According to the article, "Oil industry analysts yesterday also pointed out that while times are good for oil companies, one of the reasons is the huge American demand for gas at a time when supply is constrained."

That story - the prevailing free-market wisdom -- is false, according to internal oil-industry memos unearthed by the Foundation for Taxpayer and Consumer Rights:
The three internal memos from Mobil, Chevron, and Texaco show different ways the oil giants closed down refining capacity and drove independent refiners out of business. The confidential memos demonstrate a nationwide effort by American Petroleum Institute, the lobbying and research arm of the oil industry, to encourage the major refiners to close their refineries in the mid-1990s in order to raise the price at the pump.
You can read the memos here.

Byron Dorgan, Ted Kennedy and other Dems have called for a windfall tax on Big Oil's bonanza, but the Bush administration - essentially an arm of that industry - has signaled that such a proposal is a non-starter. Bloomberg:
Energy Secretary Samuel Bodman said yesterday that he opposes any proposal for a windfall profits tax…
A tax of that sort "is not something I would be in favour of," Mr. Bodman said. "That would be the equivalent of some kind of windfall profits tax," he said. "We have proven, I thought, to our general satisfaction back in the '70s and '80s that that didn't work."
To who's satisfaction? Oh, never mind.

This is a great issue for Dems. According to Adam Sieminski, an energy analyst with Deutsche Bank, "The administration has come under the gun for its insensitivity to lower-income people … The administration recognizes that they have to act like they care."

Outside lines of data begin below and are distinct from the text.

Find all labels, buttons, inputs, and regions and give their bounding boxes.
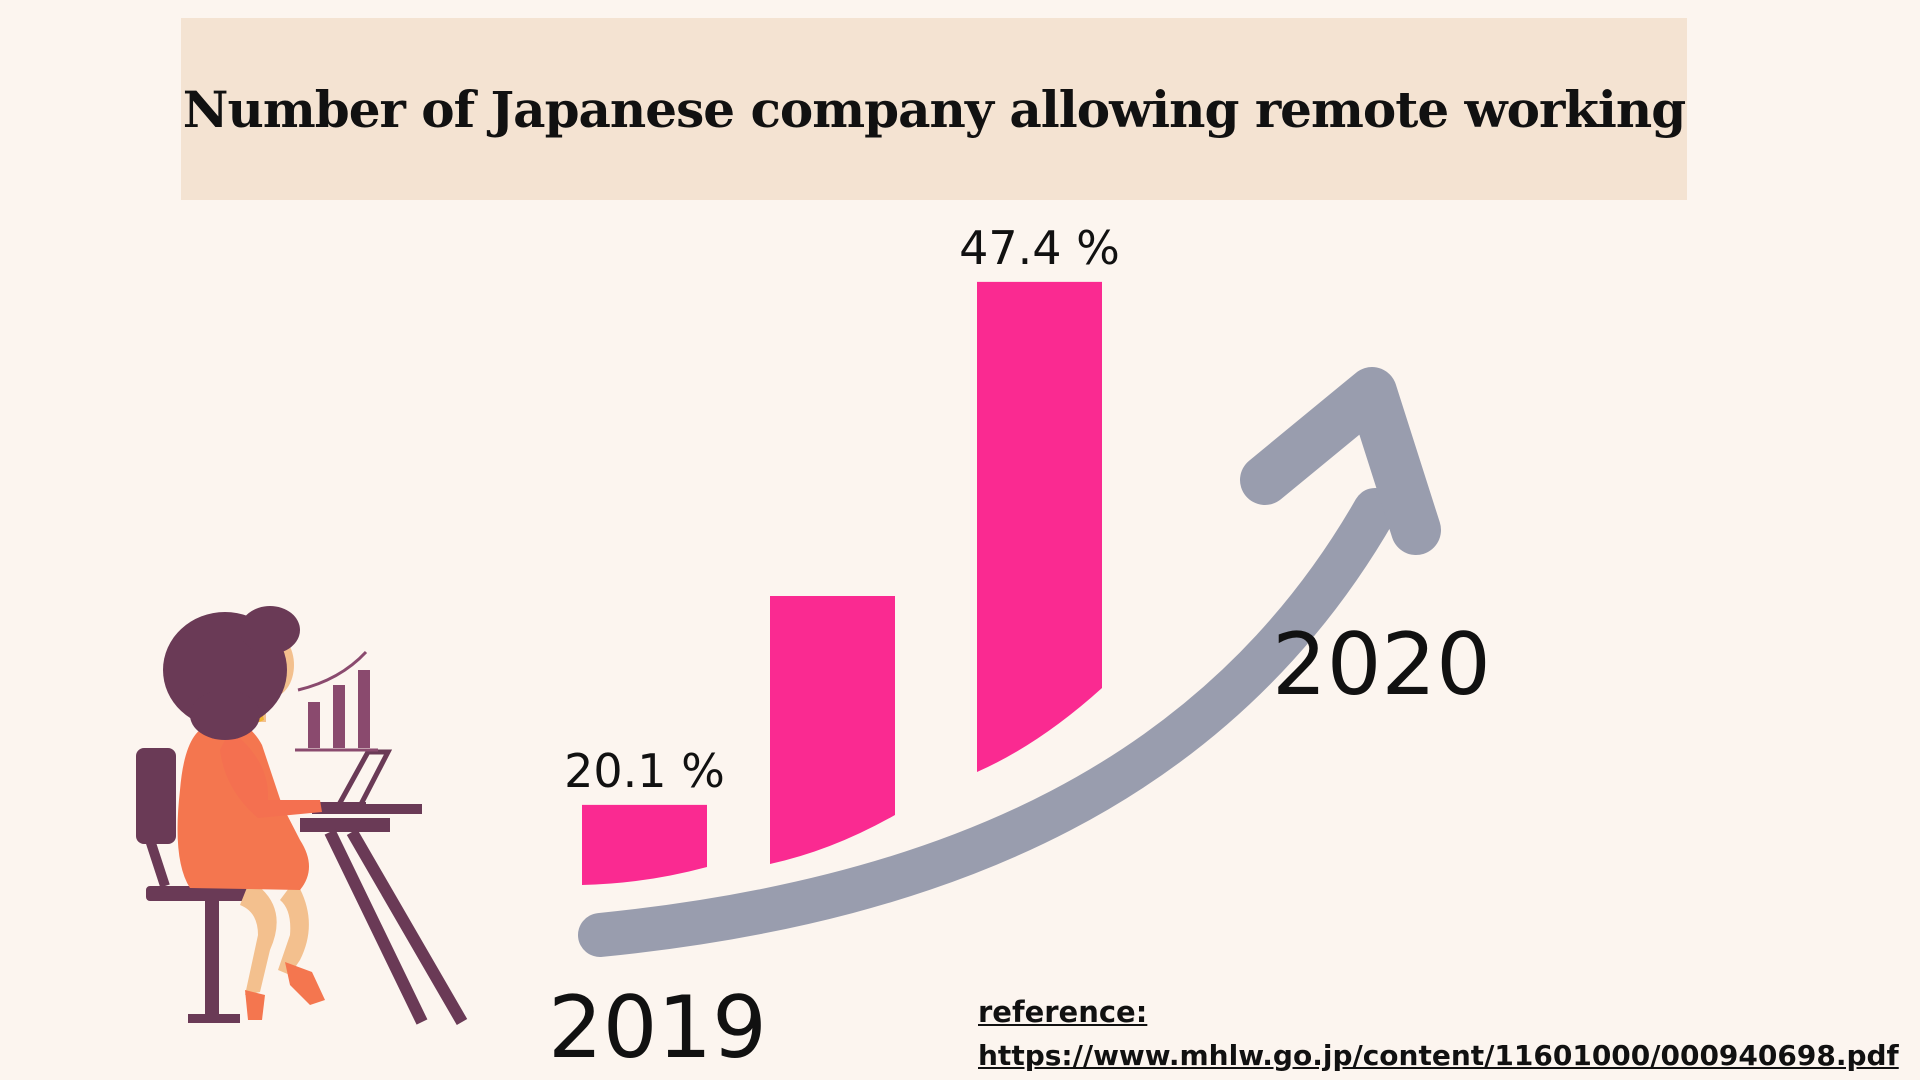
bar-2020 (977, 281, 1102, 772)
data-labels-layer: 20.1 % 47.4 % (564, 221, 1120, 798)
x-start-label: 2019 (548, 978, 767, 1078)
data-label-2: 47.4 % (959, 221, 1120, 275)
reference-label: reference: (978, 995, 1148, 1029)
growth-arrow (578, 367, 1441, 957)
growth-arrow-shaft (578, 488, 1397, 957)
data-label-0: 20.1 % (564, 744, 725, 798)
woman-working-at-laptop-icon (136, 606, 468, 1026)
bar-2019 (582, 804, 707, 885)
bars-layer (582, 281, 1102, 885)
x-end-label: 2020 (1272, 615, 1491, 715)
bar-mid-1 (770, 596, 895, 864)
growth-arrow-head (1240, 367, 1441, 555)
reference-block: reference: https://www.mhlw.go.jp/conten… (978, 990, 1899, 1078)
title-banner: Number of Japanese company allowing remo… (181, 18, 1687, 200)
reference-link[interactable]: https://www.mhlw.go.jp/content/11601000/… (978, 1039, 1899, 1072)
chart-title: Number of Japanese company allowing remo… (182, 79, 1686, 139)
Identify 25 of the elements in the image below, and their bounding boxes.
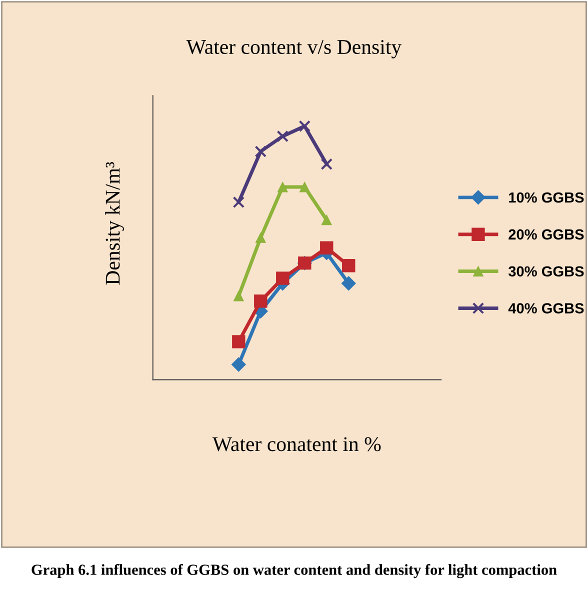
legend-label: 10% GGBS xyxy=(509,192,584,203)
point xyxy=(254,146,267,158)
point xyxy=(299,182,310,192)
point xyxy=(232,196,245,208)
point xyxy=(341,276,356,291)
point xyxy=(321,214,332,226)
point xyxy=(254,294,268,308)
point xyxy=(342,259,356,272)
point xyxy=(231,357,246,372)
x-axis-title: Water conatent in % xyxy=(212,437,381,452)
caption: Graph 6.1 influences of GGBS on water content and density for light compaction xyxy=(32,564,557,578)
legend-label: 30% GGBS xyxy=(508,266,584,277)
point xyxy=(320,241,334,254)
y-axis-title: Density kN/m³ xyxy=(105,162,124,285)
point xyxy=(276,130,289,142)
legend-label: 40% GGBS xyxy=(508,303,584,314)
point xyxy=(255,232,266,243)
point xyxy=(277,182,288,192)
point xyxy=(232,335,246,348)
point xyxy=(298,120,311,132)
chart-title: Water content v/s Density xyxy=(186,40,402,58)
legend-label: 20% GGBS xyxy=(508,229,584,240)
point xyxy=(320,158,333,170)
point xyxy=(276,272,290,285)
point xyxy=(233,290,244,302)
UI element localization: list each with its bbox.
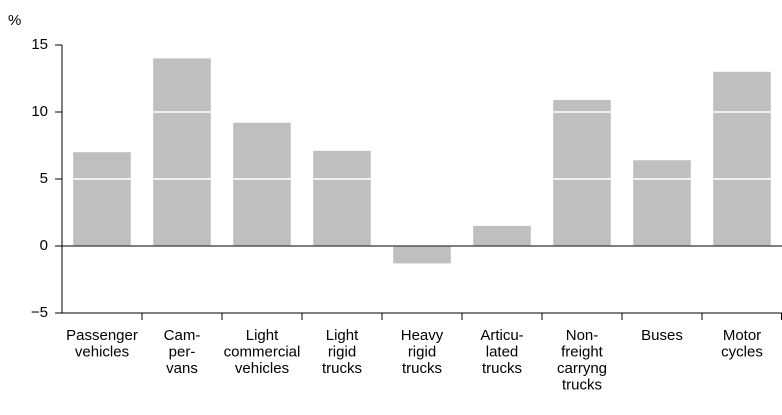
y-tick-label: 5 [40,170,48,187]
y-unit: % [8,12,21,29]
x-tick-label: Articu- [480,327,523,344]
x-tick-label: Cam- [164,327,201,344]
x-tick-label: rigid [408,343,436,360]
y-tick-label: 0 [40,237,48,254]
x-tick-label: vehicles [75,343,129,360]
x-tick-label: Buses [641,327,683,344]
x-tick-label: Light [246,327,279,344]
x-tick-label: commercial [224,343,301,360]
x-tick-label: trucks [322,360,362,377]
x-tick-label: carryng [557,360,607,377]
bar [713,71,771,246]
x-tick-label: trucks [402,360,442,377]
x-tick-label: cycles [721,343,763,360]
bar [73,152,131,246]
x-tick-label: trucks [482,360,522,377]
x-tick-label: Non- [566,327,599,344]
y-tick-label: −5 [31,304,48,321]
bar [233,122,291,246]
x-tick-label: vans [166,360,198,377]
x-tick-label: Passenger [66,327,138,344]
bar [393,246,451,264]
x-tick-label: freight [561,343,604,360]
x-tick-label: vehicles [235,360,289,377]
bar [313,150,371,246]
bar [473,225,531,246]
bar [633,160,691,246]
x-tick-label: Light [326,327,359,344]
x-tick-label: per- [169,343,196,360]
x-tick-label: lated [486,343,519,360]
x-tick-label: Heavy [401,327,444,344]
x-tick-label: rigid [328,343,356,360]
bar [153,58,211,247]
y-tick-label: 10 [31,103,48,120]
y-tick-label: 15 [31,36,48,53]
bar [553,99,611,246]
x-tick-label: Motor [723,327,761,344]
x-tick-label: trucks [562,376,602,393]
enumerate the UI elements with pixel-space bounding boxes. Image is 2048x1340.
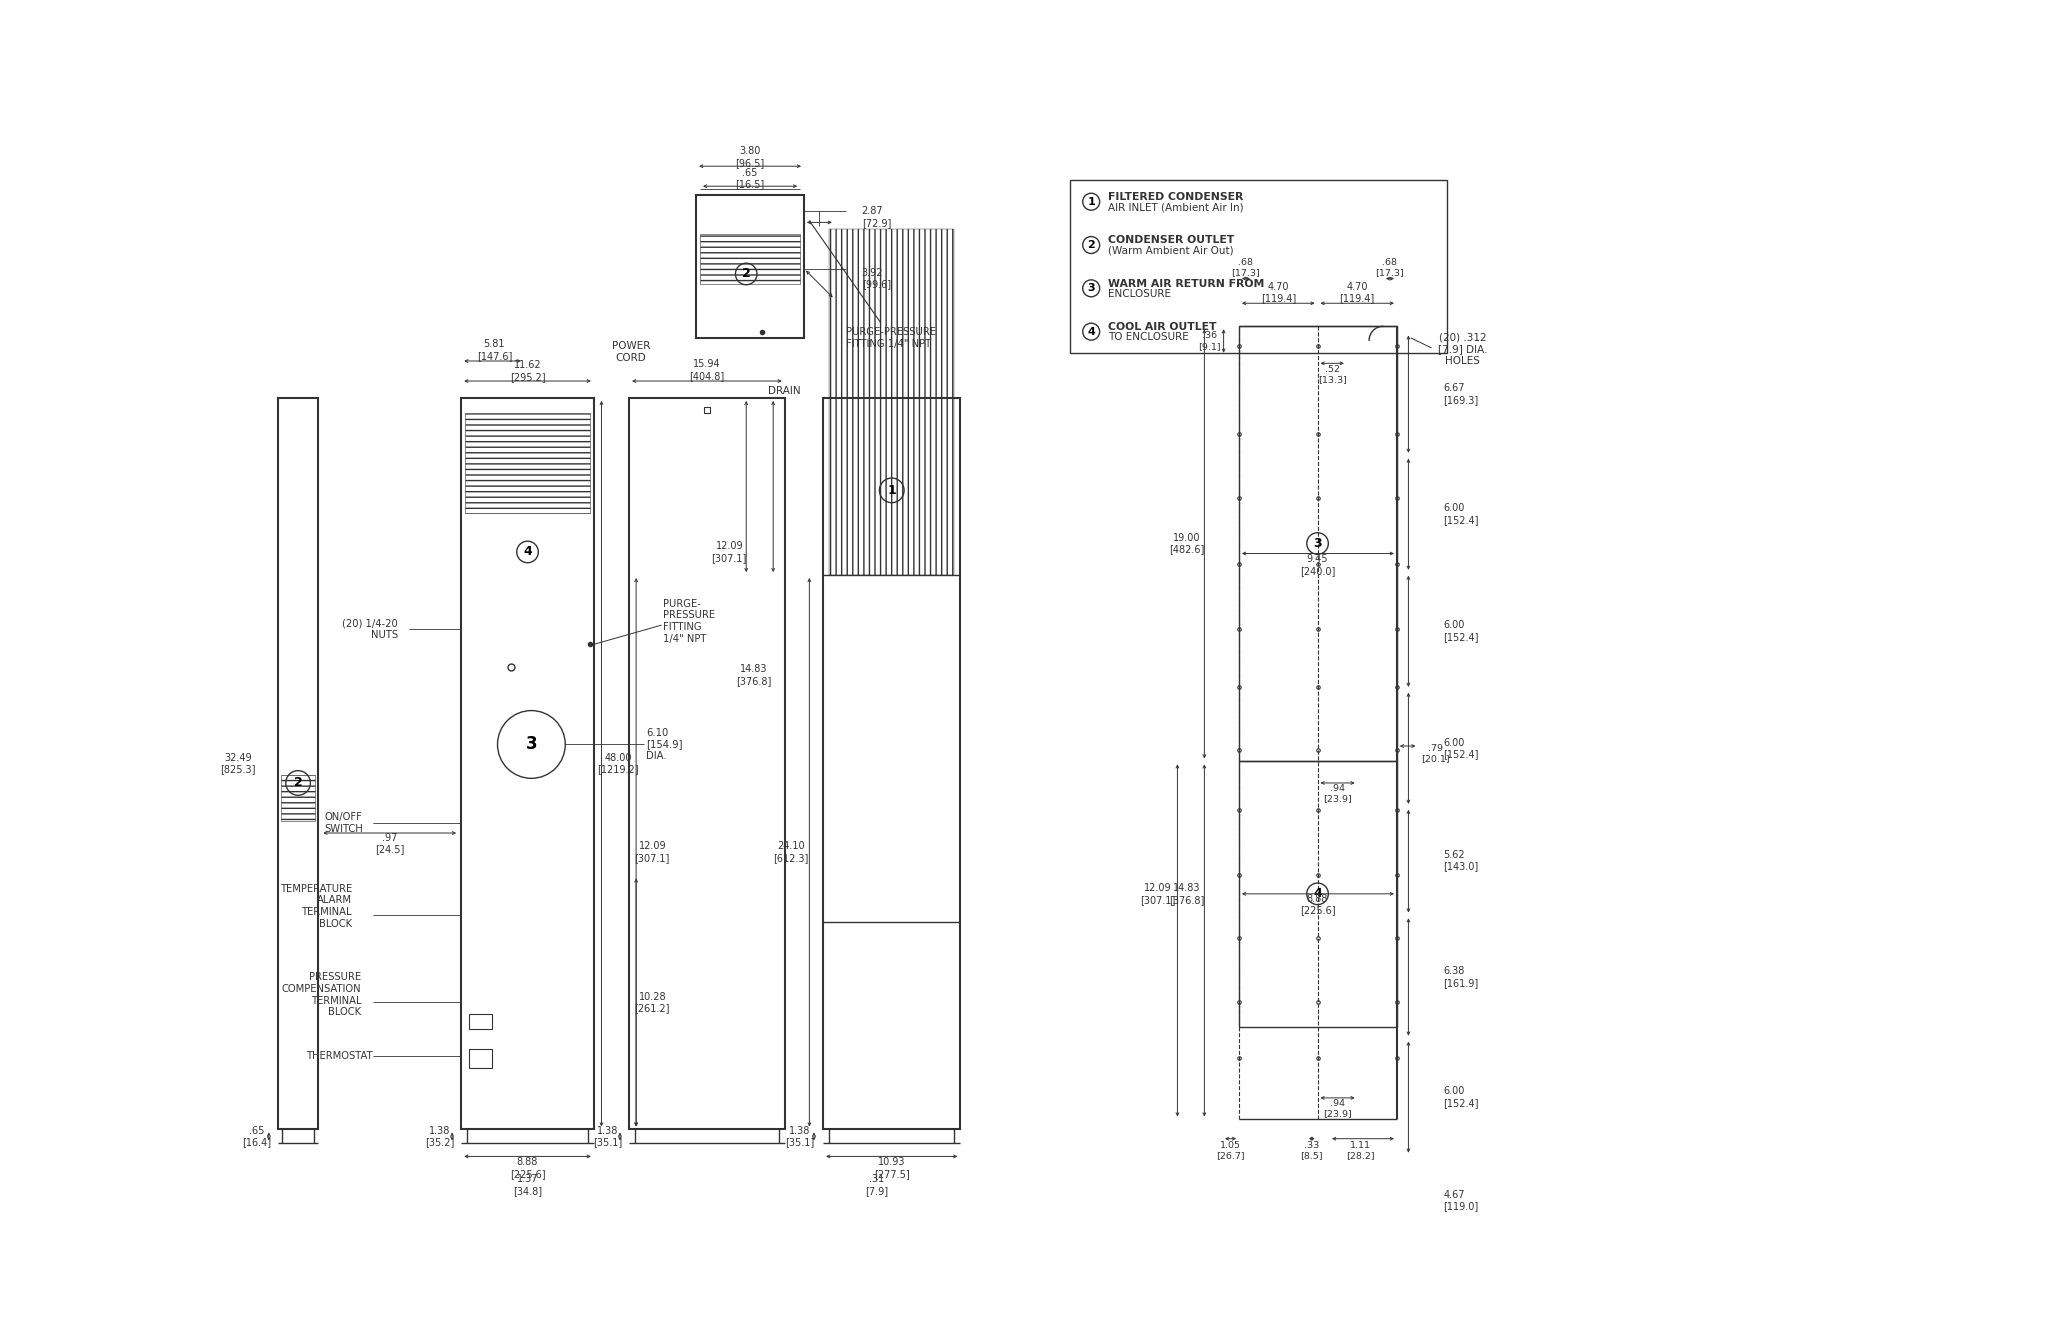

But they're constrained by their ideology from doing anything more than flapping their gums. That's not gonna be enough. Even Judd Gregg (R-NH) -- with whom I've taken issue for making silly free-market arguments against things like drug reimportation - told the Boston Globe that he was "infuriated" by the energy industry's recent profits and came out in support for a windfall tax.

He said, "some might call this a novel approach for me, but I cannot sit back in good conscience while those in our society struggling to heat their homes are being left in the cold by oil companies."

You know when Ted Kennedy and Judd Gregg see eye-to-eye you're looking at a tasty wedge issue for the left.